Le plus intéressant se trouve à la fin, où le juge relève qu'il s'agissait principalement ce jour-là de désobéissance non violente (sans se prononcer sur d'autres évènements proches dans le temps, comme à Sainte Soline)

14. Le préfet soutient que l’association n’a pas respecté le contrat d’engagement républicain... Il fait valoir à ce titre que les propos relevés lors de la manifestation ainsi que formations qui y ont été dispensées démontrent que l’association tend à inciter à l’organisation d’actions manifestement contraires à la loi, violentes ou susceptibles de troubler l’ordre public et que le Village des Alternatives a permis une mobilisation pour les manifestations à venir qui se sont notamment déroulées à Sainte-Soline les 29 et 30 octobre 2022, et plus généralement a été une incitation voire une caution à l’organisation d’actions violentes ultérieures.

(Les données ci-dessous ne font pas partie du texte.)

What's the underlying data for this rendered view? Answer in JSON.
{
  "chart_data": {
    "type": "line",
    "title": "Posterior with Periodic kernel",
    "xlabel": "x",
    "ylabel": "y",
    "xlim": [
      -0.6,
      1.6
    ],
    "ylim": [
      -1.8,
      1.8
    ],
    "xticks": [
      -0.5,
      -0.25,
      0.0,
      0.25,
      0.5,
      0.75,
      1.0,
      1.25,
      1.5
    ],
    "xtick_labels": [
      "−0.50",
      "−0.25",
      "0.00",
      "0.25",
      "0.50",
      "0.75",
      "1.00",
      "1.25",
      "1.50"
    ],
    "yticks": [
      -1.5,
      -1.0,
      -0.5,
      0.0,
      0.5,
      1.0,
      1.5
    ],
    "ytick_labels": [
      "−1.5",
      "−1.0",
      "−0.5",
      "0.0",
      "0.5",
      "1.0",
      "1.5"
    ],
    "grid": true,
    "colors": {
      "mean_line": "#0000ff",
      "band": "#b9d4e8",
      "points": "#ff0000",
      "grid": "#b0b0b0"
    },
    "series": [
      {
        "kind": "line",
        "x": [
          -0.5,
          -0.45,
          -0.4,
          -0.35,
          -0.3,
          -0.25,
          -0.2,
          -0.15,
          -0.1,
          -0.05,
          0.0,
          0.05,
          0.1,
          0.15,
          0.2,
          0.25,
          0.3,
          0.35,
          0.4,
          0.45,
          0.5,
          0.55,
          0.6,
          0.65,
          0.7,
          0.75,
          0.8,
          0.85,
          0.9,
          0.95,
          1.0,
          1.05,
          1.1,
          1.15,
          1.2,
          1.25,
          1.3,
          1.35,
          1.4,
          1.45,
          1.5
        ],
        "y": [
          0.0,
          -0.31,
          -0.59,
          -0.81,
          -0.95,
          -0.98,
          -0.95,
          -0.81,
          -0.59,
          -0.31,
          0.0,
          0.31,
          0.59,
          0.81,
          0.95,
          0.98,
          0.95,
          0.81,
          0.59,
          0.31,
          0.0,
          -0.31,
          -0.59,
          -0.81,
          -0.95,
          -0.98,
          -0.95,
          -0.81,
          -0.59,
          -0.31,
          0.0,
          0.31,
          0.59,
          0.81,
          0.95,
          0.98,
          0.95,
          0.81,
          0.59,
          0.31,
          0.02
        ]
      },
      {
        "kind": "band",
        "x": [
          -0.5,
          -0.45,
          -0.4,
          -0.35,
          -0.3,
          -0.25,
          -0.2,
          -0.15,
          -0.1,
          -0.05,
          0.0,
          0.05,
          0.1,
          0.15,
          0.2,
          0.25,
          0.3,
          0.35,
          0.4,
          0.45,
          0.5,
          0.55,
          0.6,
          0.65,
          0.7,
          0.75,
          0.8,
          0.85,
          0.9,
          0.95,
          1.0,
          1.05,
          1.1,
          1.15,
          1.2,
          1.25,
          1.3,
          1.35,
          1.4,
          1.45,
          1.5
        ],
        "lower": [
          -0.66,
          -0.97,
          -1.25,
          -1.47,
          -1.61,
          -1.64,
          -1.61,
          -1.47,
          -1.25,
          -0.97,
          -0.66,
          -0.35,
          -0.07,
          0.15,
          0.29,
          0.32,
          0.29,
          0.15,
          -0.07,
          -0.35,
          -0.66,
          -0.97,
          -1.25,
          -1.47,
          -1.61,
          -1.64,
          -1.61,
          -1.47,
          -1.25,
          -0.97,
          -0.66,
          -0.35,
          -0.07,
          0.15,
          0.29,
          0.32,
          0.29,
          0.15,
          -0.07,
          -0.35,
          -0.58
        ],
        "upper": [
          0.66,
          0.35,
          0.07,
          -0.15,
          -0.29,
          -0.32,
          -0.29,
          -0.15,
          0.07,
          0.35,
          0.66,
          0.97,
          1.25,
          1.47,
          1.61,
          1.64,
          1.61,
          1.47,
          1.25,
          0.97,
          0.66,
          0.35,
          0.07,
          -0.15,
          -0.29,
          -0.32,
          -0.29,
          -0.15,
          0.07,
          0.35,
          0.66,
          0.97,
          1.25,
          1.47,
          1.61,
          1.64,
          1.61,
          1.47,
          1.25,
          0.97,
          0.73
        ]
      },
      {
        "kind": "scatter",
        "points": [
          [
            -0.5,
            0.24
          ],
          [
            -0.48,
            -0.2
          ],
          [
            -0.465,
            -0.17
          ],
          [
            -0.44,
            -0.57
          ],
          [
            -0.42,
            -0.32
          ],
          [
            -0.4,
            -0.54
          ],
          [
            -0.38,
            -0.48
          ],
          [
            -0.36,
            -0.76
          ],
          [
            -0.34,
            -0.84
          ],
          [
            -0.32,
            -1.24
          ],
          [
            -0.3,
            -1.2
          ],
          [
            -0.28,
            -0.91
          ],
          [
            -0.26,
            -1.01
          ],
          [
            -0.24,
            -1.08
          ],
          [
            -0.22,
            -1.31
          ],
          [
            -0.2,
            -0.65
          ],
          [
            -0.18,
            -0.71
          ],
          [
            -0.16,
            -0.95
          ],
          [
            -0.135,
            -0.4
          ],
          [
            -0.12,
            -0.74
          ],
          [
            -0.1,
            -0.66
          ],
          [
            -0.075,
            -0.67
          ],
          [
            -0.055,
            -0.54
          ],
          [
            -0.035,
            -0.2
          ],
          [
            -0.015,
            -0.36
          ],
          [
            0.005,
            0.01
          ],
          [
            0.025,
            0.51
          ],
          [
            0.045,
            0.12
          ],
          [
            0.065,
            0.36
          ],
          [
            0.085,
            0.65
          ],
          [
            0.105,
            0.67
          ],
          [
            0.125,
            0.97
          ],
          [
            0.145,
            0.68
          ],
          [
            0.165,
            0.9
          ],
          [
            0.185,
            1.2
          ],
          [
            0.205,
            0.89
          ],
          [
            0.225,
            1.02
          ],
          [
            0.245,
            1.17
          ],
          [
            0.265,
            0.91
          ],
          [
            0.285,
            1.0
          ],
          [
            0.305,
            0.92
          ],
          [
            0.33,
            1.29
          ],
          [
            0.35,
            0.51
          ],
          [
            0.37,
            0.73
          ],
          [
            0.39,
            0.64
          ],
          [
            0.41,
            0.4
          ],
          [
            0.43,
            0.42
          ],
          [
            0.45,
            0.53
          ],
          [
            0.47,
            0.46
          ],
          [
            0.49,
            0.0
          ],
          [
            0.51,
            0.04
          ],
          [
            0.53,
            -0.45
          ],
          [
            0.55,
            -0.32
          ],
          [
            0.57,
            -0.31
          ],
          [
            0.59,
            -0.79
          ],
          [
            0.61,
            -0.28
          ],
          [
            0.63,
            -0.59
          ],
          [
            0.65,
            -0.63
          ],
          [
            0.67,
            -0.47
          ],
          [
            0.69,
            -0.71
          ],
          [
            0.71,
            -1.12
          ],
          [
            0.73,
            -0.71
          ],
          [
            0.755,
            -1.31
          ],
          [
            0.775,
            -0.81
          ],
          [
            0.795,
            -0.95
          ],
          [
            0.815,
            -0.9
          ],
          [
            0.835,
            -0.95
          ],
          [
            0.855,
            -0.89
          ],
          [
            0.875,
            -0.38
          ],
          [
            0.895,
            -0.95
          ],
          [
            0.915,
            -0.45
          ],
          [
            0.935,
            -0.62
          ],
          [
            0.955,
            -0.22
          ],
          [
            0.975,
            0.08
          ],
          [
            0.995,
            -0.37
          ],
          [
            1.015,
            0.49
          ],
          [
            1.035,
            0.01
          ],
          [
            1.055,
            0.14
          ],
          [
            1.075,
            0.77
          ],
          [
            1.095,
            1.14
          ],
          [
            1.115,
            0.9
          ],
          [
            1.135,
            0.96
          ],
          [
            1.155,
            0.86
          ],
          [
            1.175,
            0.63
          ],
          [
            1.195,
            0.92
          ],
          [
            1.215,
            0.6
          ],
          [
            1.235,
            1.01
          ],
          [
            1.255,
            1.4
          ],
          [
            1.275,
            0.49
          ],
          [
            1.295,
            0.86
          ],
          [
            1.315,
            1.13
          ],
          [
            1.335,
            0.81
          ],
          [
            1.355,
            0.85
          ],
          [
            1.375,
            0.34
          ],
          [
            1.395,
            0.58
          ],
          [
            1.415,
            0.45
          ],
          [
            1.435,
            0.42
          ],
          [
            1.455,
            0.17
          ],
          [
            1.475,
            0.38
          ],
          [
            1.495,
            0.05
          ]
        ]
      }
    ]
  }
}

15. Toutefois, ... 16. En deuxième lieu, il ressort des pièces du dossier que le Village des Alternatives des 17 et 18 septembre 2022 comportait, outre des spectacles musicaux, des animations et des expositions, des tables-rondes sur des thèmes divers comme « Une agriculture écologique et durable pour une résilience et une démocratie alimentaire », « Se protéger des substances chimiques», « La maison autonome : boire, manger, construire »... ensemble la vie d’après », « Comment réduire, trier et réutiliser au mieux les déchets au niveau individuel et pour les collectivités territoriales », et ne peut donc se résumer au seul atelier « résister » mis en exergue par le préfet. Au regard du programme général de l’événement, il ne saurait ainsi être soutenu que l’événement dans son principe visait à inciter à des actions à la fois manifestement contraires à la loi et violentes ou susceptibles d’entraîner des troubles graves à l’ordre public.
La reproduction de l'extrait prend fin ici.